Last modified: 2017-05-22

Abstract


Neurodegenerative diseases affect the cytoarchitecture of the white matter which hosts neuronal connections. Statistical assessment of its integrity is therefore key for diagnosis, improved therapies and better patient outcome. Diffusion MRI enables visualization of the white matter wiring in-vivo and non-invasively. This talk will focus on comparing specific biomarkers of neurodegenerative diseases provided by diffusion MRI as microstructural parameters evolving along infinite-dimensional curves, a.k.a. streamlines, using functional data analysis.

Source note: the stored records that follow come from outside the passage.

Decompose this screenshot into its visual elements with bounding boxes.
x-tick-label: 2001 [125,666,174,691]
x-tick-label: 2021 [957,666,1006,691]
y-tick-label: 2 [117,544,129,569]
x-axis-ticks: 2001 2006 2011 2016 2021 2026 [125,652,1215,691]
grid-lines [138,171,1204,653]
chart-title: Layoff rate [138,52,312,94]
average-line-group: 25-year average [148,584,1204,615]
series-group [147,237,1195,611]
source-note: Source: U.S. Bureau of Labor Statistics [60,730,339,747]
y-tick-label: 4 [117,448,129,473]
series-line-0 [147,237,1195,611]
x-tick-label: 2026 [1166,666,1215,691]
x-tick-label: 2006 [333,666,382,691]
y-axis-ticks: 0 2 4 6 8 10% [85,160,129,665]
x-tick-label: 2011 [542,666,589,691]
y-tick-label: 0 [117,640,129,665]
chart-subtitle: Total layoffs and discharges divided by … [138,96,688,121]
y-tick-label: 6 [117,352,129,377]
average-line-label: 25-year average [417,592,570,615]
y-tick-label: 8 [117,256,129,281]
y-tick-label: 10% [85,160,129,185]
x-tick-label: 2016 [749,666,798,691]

First, we will go into details on the elaboration of the functional data from diffusion MRI including diffusion modeling, tractography algorithms, extraction of bundles of streamlines of interest, a.k.a. tracts, and functional representation of tracts using a $k$-medoid alignment approach and simple outlier detection strategies. Second, we will setup an inferential procedure for comparing the tracts' representative medoids between healthy subjects and patients diagnosed with a specific neurological condition, using intervalwise testing. Specifically, we will show that healthy subjects present statistical differences in their structural tracts, which is consistent with clinical knowledge but problematic for detecting clinically relevant anomalies along tracts because statistical differences could reflect solely normal healthy variations. In response, we will present a novel statistical framework to mitigate this issue.